« Client, vous possédez une plaque non enregistrée. Il est réglementé qu'on ne peut pas entrer dans le labyrinthe sans avoir terminé son inscription en tant qu'explorateur. »
« Ah, euh... désolé, j'étais un peu distrait par le tumulte. »
L'employée de guichet qui venait d'accepter Suzuna en tant que « miko » m'adressa la parole.
Cela dit, on se demanderait si le poste d'employée de guilde ne peut être occupé que par des femmes aux formes généreuses, tant elles ont toutes une forte poitrine. Celle qui s'occupait de moi avait des cheveux verdâtres typiques de l'autre monde, portait des lunettes, arborait un grain de beauté sous l'œil, et semblait être une femme mûre qui condensait le sex-appeal à outrance.
« Ah... c'est pas bien, client. Les tenues de l'autre monde peuvent sembler très décolletées, mais fixer un point précis est un acte qui fait monter le karma selon la relation.
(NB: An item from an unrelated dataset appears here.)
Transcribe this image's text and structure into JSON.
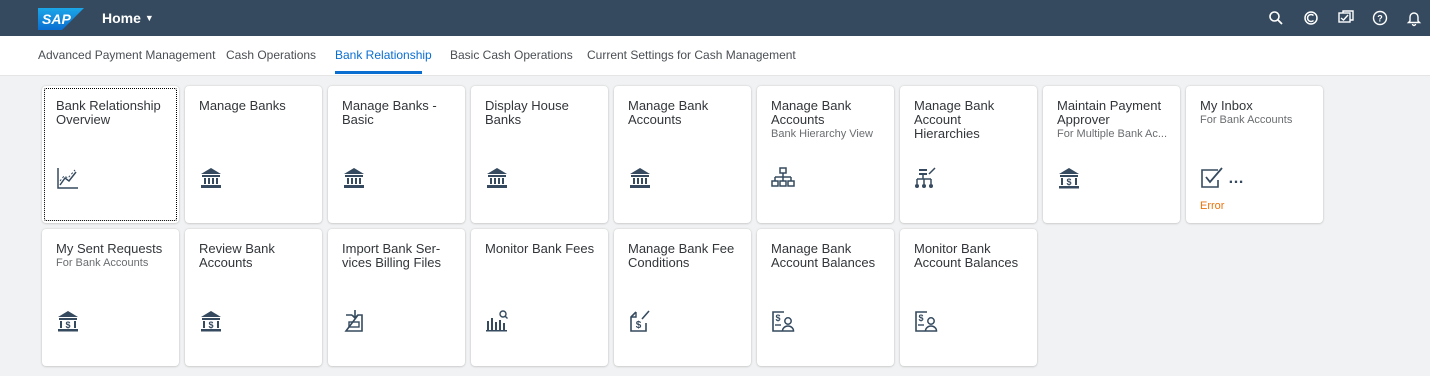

Bougez le regard avec modération, s'il vous plaît. »
« ... Su, suis désolé. »
« Fufu... Vous êtes quelqu'un de très humble, client. Vous ne faites que vous excuser depuis tout à l'heure, mais je ne mord pas, alors détendez-vous. »
Je restai fasciné par son geste distingué de porter la main à sa bouche en riant. Je trouve du charme à n'importe quelle coiffure, mais j'ai un faible relatif pour les cheveux relevés, donc honnêtement, une femme comme l'employée de guichet est mon type, ou plutôt quelqu'un dont je suis pleinement conscient.
« Pardonnez mon retard, je m'appelle Louise Falmel. Je suis l'officier d'inscription en charge cette fois-ci, et je servirai également de guichet de consultation pour diverses questions tant que vous serez explorateur débutant. Vous pouvez désigner une autre personne, mais est-ce que nous continuons la procédure comme cela ? »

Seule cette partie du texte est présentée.